Entre sustantivos y adjetivos, verbos y adverbios, la Real Academia de la Lengua –sí, esa irritante institución que en últimas fechas ha ganado notoriedad por humillar en su propio juego a los cibernautas que buscan “trolearla” vía Twitter– anunció las 2 mil 793 palabras que, por desuso, ha decidido eliminar de nuestro cervantino lexicón.

¡Ya estarán contentos! Dos mil 793 voquibles que van a ir a parar al cementerio de las palabras nomás porque nunca se dignaron a pronunciarlas de vez en cuando, no se diga ya a escribirlas en algún “tuit”, “post” o “chat”.

Si bien, a algunas palabras se les ha otorgado recientemente su carta de naturalización en la patria del idioma español, tales como “selfi” (debo admitir que se ve bonita castellanizada) o “sororidad” (ésta me provoca mucho miedo) o la misma “tuit” y sus derivados, también hay bajas que estimo dejarán muy lamentables vacíos.

El retiro de otras voces sin embargo me parece un auténtico crimen lingüístico. Es el caso de “titilante”, con la cual describimos aquello que tiene un trémulo fulgor. Es una palabra hermosa por demás, no obstante la RAE decidió declararla occisa.

Otras como “acogotado”, “pilluelo” y hasta la interjección “¡caracoles!” han sido jubiladas prematura e irreflexivamente a mi parecer.

Y otras más como “cocotriz” (la hembra del cocodrilo), “churrascarse” (quemarse algún alimento) o “cuñadez” (relación de cuñados) son una auténtica chulada que habrían merecido tener una segunda oportunidad.

No, RAE, no nos causas ninguna gracia.

Y es que ni siquiera el desuso se antoja como causal que justifique el retiro de un término. ¡Vamos! Si por la vida cruzamos acumulando objetos sin utilidad ni propósito, cosas materiales que nos roban espacio y nos agobian hasta el hacinamiento, ¿por qué tenemos que deshacernos de vocablos que son etéreos, meras ideas que residen, sin apenas ocupar espacio, en el ilimitado mundo del pensamiento?

Me parece inequitativo y por demás injusto.

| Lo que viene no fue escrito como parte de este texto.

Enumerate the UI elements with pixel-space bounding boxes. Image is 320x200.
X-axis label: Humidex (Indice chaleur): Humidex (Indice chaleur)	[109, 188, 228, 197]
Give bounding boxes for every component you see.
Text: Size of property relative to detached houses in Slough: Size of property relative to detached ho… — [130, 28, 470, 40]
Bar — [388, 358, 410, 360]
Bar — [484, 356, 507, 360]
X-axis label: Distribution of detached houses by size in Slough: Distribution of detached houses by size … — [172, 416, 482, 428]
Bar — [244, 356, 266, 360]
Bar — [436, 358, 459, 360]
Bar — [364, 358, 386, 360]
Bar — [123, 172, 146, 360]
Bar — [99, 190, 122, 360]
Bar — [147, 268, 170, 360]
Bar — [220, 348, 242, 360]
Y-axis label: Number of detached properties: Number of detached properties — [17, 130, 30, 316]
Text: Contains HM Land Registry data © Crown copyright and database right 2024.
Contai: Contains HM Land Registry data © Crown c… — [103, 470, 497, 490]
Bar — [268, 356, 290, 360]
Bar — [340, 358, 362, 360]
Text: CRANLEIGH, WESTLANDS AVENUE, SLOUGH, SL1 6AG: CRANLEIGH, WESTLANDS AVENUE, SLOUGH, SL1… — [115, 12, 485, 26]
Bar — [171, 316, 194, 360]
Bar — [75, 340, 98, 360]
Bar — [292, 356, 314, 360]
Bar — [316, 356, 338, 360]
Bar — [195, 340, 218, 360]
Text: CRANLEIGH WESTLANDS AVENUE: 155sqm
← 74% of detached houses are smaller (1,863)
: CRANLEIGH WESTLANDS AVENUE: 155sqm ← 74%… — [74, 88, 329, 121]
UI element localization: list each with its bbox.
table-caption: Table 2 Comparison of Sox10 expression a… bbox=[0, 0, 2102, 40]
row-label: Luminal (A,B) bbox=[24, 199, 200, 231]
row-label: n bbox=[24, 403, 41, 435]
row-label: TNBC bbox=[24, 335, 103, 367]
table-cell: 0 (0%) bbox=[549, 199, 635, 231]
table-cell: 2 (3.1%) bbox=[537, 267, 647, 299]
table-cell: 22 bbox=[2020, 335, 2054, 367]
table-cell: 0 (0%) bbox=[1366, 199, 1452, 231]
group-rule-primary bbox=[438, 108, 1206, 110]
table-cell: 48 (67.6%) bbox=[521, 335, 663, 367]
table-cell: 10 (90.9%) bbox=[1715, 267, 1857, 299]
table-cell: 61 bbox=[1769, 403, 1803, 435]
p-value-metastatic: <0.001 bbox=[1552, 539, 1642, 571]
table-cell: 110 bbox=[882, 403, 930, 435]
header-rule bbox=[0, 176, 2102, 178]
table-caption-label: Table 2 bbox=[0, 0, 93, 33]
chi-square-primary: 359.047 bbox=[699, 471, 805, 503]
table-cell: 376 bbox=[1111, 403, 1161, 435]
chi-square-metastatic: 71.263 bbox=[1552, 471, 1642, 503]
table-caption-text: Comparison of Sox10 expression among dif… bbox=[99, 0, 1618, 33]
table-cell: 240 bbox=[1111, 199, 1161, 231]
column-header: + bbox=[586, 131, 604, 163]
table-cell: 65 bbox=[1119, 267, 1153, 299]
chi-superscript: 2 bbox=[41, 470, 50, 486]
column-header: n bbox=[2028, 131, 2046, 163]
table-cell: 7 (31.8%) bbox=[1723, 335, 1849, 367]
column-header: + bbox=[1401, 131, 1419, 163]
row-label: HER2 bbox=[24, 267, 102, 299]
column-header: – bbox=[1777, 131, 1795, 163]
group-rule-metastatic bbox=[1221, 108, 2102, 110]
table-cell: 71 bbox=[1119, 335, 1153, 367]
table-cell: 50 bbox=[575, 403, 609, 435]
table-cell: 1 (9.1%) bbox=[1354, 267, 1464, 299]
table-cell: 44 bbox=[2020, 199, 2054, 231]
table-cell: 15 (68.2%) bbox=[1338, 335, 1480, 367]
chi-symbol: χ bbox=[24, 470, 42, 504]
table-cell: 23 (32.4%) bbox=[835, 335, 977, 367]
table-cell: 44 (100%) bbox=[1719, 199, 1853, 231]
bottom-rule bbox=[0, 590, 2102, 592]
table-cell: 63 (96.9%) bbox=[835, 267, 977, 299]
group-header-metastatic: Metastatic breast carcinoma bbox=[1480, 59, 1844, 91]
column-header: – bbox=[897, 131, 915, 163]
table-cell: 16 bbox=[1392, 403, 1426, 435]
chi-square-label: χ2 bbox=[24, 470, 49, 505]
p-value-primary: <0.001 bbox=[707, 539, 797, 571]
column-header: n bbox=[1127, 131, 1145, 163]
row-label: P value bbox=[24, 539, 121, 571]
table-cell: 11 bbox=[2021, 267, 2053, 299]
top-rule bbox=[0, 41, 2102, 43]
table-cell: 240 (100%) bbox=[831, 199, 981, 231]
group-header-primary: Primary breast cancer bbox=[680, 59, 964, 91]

Muy a propósito de justicia. Si hemos de deshacernos de ciertas palabras (yo no sé con qué razón), ¿por qué mejor no suprimir o “sentar un rato en la banca” a aquellas que, por más que las empleamos a diario, han terminado por perder todo atisbo de valor o significado, como es precisamente el caso de “justicia”?

Si lo pensamos bien, “justicia” no es sino la pura carcasa de lo que otrora fue una palabra importante, una que contenía un muy elevado ideal que por desgracia el mundo no vio cumplirse.

En mi País y muy particularmente en mi patria chica, “justicia” se emplea todavía (a veces incluso con mayúscula) para adornar discursos oficiales, nombres de cargos, dependencias y eslóganes de campaña, como si nadie se diera cuenta que es un cadáver reseco que ya deja un regusto pútrido luego de pronunciarse.

Y no me haga, por favor, comenzar con “verdad” que durante siglos quizás se presumió como la más virtuosa de todas las palabras del español, tal vez de cualquier idioma.

A diferencia de su hermana “justicia”, “verdad” no está muerta (aún), pero dado que dejamos de buscarla y en cambio nos arrogamos su posesión absoluta, total y definitiva (esté o no de nuestra parte), terminó perdiendo aquel hálito de pureza, de doncellez inmaculada y ahora la “verdad” tiene la reputación de la mujer pública, que se va del brazo con el mejor postor.

Y qué me dice de la “objetividad”, que de tanto discutirla fue cómodamente declarada como inexistente por el gremio periodístico, lo que mucho ayuda a los mercenarios del oficio a estar siempre en lo correcto.

Dado que la “objetividad” es un mito fabuloso –como el Sasquatch–, hasta el reportero más falaz, el editor más amañado, el noticomentarista más virulento se puede amparar en ese relativismo derivado de aquella supuesta inexistencia de la “objetividad”.

No, señores y distinguidas damas miembros de la Academia. Yo me lo pensaría mejor antes de suprimir del diccionario a la “cocotriz” o al “pilluelo”.

Si fueran sensatos considerarían mejor la baja de esas palabras huecas y estériles que ya conservamos como meros objetos de ornato de nuestra lengua.

Me atrevo a suponer que si retiramos del habla lo que ya es puro significante y nada de significado, los pobres vocablos condenados, esos a los que decidieron quitarles el soporte vital, tendrían una segunda oportunidad.

Nosotros de paso nos habríamos visto obligados a hacer algo, un esfuerzo en cualquier dirección, por recuperar el derecho a invocar por su nombre a la justicia, la objetividad y la verdad.